Iron Porphyrazines as Sustainable Catalysts of Rapid Chlorite Dismutation

Abstract

Chlorine dioxide is a powerful, selective oxidant with a range of applications that exploit its efficacy as a biocide and a bleach. However, current industrial methods of production are plagued by hazardous conditions, inefficiencies, and toxic waste. In recent years, several catalysts of chlorite dismutation to chlorine dioxide have been developed; however these complexes require extended time to conduct this conversion and suffer from deterioration. In this thesis, several iron porphyrazines were found to catalyze chlorite dismutation. In particular, the water-soluble iron (II) tetra-N-methyl-2,3-pyridinoporphyrazine (FeTM23PyPz) rapidly produced chlorine dioxide at a rate second only to its highly unstable manganese-based analog, MnTM23PyPz. In addition to fast catalytic rates, FeTM23PyPz is unparalleled in its durability, as this porphyrazine was capable of sustaining reactivity for at least 10 times as many turnovers as currently known catalysts before degradation.
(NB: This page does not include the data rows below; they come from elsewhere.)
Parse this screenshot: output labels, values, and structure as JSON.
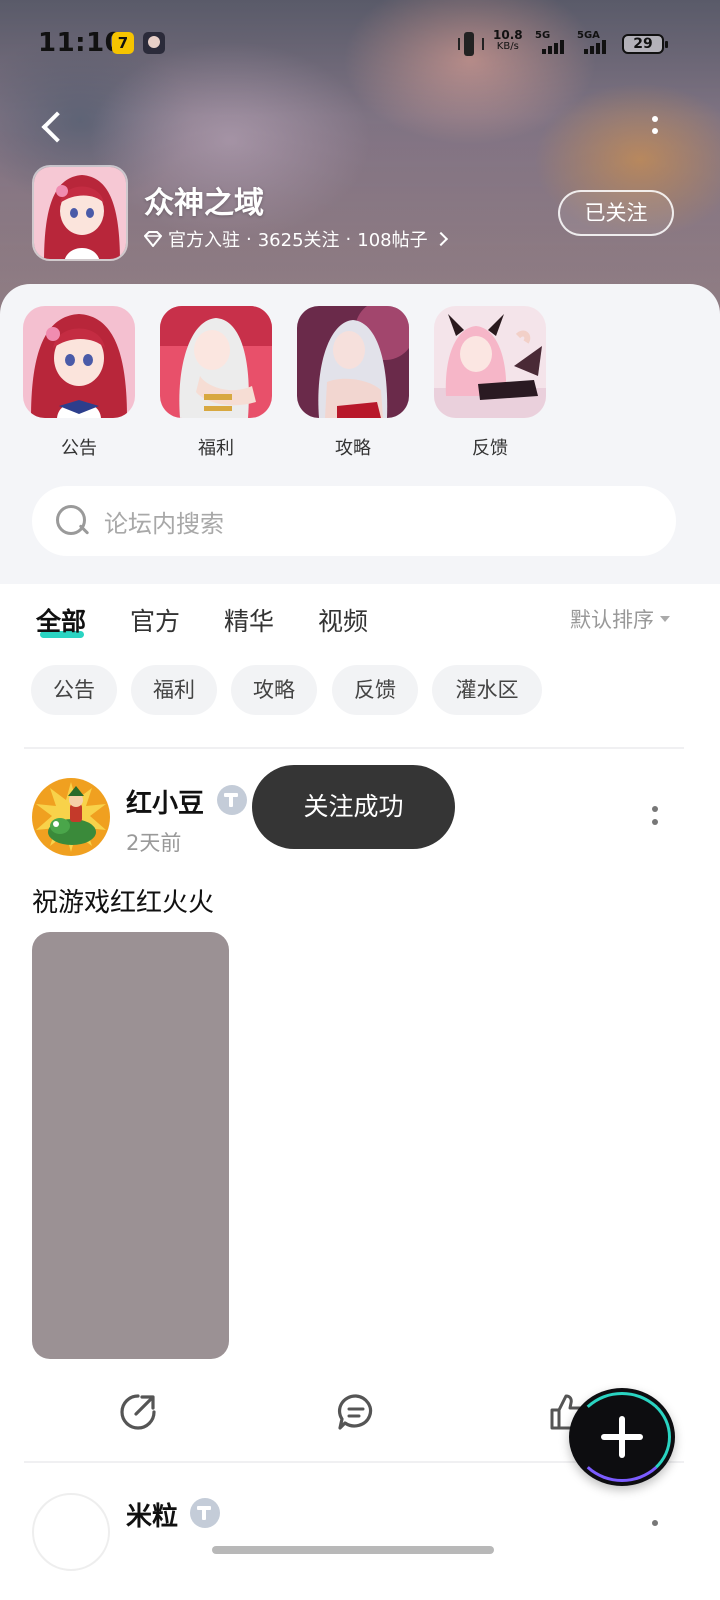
{
  "status_bar": {
    "time": "11:10",
    "app_icon_text": "7",
    "speed_value": "10.8",
    "speed_unit": "KB/s",
    "network_1": "5G",
    "network_2": "5GA",
    "battery": "29"
  },
  "forum": {
    "title": "众神之域",
    "meta_official": "官方入驻",
    "meta_followers": "3625关注",
    "meta_posts": "108帖子",
    "separator": "·",
    "follow_button": "已关注"
  },
  "sections": [
    {
      "label": "公告",
      "icon": "announcement-thumb"
    },
    {
      "label": "福利",
      "icon": "welfare-thumb"
    },
    {
      "label": "攻略",
      "icon": "guide-thumb"
    },
    {
      "label": "反馈",
      "icon": "feedback-thumb"
    }
  ],
  "search": {
    "placeholder": "论坛内搜索"
  },
  "tabs": [
    {
      "label": "全部",
      "active": true
    },
    {
      "label": "官方",
      "active": false
    },
    {
      "label": "精华",
      "active": false
    },
    {
      "label": "视频",
      "active": false
    }
  ],
  "sort": {
    "label": "默认排序"
  },
  "chips": [
    "公告",
    "福利",
    "攻略",
    "反馈",
    "灌水区"
  ],
  "post": {
    "username": "红小豆",
    "time": "2天前",
    "text": "祝游戏红红火火"
  },
  "toast": "关注成功",
  "post2": {
    "username": "米粒"
  },
  "colors": {
    "accent": "#2ad4c2",
    "toast_bg": "#353535",
    "image_placeholder": "#9b9194"
  }
}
The distribution of all known oxygen- and chlorine-containing products of chlorite dismutation catalyzed by these iron porphyrazines was also determined, unveiling several potential future methods to further optimize chlorine dioxide generation catalyzed by FeTM23PyPz. Ultimately, the results presented in this thesis demonstrate that FeTM23PyPz is a candidate catalyst for rapid and sustainable chlorine production on a large scale.